Des chefs talentueux glorifient la main du maraîcher ou de l’éleveur et s’excusent presque d’exister
Souvent prise au pied de la lettre par la nouvelle génération, cette posture vide malheureusement la profession de sa substance. Concrètement, trop de tables s’autorisent aujourd’hui des aberrations comme proposer des petits pois crus simplement servis dans leur gousse avec un trait d’huile d’olive sans le moindre assaisonnement. Dans le même temps, des chefs talentueux négligent la dimension technique et humaine de leur artisanat, glorifient la main du maraîcher ou de l’éleveur et s’excusent presque d’exister. Soyons sérieux : nul ne peut s’improviser cuisinier professionnel du jour au lendemain par la seule grâce du produit et encore moins proposer une cuisine d’auteur, c’est-à-dire marquée du sceau de l’individu particulier capable d’originalité sans faute de goût.
Le métier doit impérativement valoriser sa dimension humaine
Déjà abîmé par les concours culinaires télévisés déconnectés des réalités de la cuisine, par les abus et violences en coulisses dénoncés ces dernières années et les soucis de recrutement accentués par la pandémie, le métier n’a pas besoin de cette pensée magique et doit impérativement valoriser sa dimension humaine. Maîtriser une cuisson, doser un assaisonnement ou réduire un jus requièrent à la fois apprentissage des bases et sensibilité. Une cuisine sensible et qualitative évolue en bonne intelligence avec ses producteurs, dont le travail n’a lui-même rien à voir avec la wilderness (naturalité en anglais) valorisée par la doxa actuelle. À l’image du cuisinier qui construit sa carte et élabore ses plats, le paysan est celui qui façonne le paysage, l’aménage pour pouvoir s’y épanouir tout en le respectant. Tel le chef guidé par l’envie de régaler sa clientèle, il met autant de cœur que de savoir-faire à l’ouvrage.

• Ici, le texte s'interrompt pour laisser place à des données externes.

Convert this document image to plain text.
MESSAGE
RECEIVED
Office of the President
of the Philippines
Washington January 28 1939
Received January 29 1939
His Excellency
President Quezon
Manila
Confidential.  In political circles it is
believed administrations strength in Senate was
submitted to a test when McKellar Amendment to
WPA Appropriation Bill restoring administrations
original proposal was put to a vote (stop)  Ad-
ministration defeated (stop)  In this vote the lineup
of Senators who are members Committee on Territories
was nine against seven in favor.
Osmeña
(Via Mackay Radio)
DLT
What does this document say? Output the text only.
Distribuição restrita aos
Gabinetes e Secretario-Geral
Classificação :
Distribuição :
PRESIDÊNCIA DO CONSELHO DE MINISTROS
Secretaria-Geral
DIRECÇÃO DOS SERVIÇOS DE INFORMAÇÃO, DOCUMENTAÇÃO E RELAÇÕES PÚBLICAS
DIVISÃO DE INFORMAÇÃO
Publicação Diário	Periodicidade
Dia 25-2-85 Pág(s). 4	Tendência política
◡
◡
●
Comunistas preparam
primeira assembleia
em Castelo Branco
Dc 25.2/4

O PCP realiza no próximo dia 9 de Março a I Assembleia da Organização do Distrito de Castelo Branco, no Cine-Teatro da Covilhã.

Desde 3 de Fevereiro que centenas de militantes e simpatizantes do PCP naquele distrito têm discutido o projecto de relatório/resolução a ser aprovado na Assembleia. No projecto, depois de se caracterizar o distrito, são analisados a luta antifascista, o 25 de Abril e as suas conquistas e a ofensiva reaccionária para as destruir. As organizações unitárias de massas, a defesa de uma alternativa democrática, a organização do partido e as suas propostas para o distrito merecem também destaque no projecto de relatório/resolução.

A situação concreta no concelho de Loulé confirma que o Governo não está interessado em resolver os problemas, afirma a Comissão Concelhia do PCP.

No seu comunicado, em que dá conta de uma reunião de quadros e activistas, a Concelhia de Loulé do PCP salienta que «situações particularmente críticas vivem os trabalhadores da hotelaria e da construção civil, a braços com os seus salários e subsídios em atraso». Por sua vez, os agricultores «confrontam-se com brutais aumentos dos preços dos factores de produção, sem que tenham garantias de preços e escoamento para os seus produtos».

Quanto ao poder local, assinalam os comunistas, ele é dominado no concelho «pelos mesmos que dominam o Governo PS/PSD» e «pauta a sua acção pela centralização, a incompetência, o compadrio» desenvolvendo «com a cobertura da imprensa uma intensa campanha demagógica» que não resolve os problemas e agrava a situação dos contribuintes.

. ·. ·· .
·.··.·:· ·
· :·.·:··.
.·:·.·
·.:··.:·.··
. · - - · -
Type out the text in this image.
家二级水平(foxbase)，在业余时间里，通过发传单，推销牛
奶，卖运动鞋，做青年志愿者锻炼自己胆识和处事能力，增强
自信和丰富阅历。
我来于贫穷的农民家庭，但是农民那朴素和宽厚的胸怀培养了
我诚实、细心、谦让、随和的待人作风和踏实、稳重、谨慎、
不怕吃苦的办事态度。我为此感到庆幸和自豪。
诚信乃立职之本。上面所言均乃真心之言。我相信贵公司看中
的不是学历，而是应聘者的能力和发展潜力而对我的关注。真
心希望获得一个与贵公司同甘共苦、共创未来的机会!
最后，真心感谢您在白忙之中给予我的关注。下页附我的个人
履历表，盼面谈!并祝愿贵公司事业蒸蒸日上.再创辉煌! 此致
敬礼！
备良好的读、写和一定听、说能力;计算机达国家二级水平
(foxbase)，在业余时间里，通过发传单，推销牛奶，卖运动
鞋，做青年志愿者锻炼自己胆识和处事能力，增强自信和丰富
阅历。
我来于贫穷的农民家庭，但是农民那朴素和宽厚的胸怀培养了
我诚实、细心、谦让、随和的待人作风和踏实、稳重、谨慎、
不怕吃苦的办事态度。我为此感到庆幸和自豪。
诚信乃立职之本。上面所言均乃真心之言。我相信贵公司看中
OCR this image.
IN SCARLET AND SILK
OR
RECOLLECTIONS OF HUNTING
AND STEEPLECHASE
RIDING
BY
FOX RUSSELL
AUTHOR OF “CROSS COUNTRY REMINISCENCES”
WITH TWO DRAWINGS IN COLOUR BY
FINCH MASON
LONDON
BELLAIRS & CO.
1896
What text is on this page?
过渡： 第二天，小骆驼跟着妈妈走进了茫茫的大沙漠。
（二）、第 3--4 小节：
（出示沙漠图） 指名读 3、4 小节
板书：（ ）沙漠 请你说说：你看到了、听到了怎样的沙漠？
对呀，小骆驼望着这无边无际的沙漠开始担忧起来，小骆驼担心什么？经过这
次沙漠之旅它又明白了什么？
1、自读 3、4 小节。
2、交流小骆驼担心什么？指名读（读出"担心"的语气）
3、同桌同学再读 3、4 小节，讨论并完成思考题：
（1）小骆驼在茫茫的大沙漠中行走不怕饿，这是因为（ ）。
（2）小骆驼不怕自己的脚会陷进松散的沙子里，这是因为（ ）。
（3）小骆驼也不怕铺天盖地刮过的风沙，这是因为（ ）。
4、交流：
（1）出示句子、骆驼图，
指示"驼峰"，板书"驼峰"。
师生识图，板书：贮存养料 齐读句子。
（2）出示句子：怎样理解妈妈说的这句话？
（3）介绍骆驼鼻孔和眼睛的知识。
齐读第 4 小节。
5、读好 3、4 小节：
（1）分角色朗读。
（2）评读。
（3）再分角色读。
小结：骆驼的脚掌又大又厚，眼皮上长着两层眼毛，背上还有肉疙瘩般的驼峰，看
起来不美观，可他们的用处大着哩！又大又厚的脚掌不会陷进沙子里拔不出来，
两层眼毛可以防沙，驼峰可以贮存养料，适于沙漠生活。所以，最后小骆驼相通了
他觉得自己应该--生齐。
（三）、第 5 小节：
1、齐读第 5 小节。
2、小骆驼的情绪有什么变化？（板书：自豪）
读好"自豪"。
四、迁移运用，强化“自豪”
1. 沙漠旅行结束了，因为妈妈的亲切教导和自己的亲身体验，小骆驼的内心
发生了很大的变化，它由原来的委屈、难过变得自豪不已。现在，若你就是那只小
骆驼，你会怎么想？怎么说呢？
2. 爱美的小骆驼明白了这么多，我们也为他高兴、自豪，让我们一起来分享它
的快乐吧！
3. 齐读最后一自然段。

Après ce regain d’intérêt tangible et nécessaire pour la qualité des produits et pour le monde agricole, il est plus que temps de raviver la flamme humaine derrière les fourneaux. À l’heure où les CFA peinent à faire le plein, il apparaît urgent de marteler que la cuisine n’est rien sans ses techniques transmises de génération en génération et sa créativité. Il en va du plaisir, de la fierté d’exercer ce métier et donc de son avenir. Le cuisinier n’est ni un réchauffeur, ni un faire-valoir du produit d’exception mais un artisan à part entière.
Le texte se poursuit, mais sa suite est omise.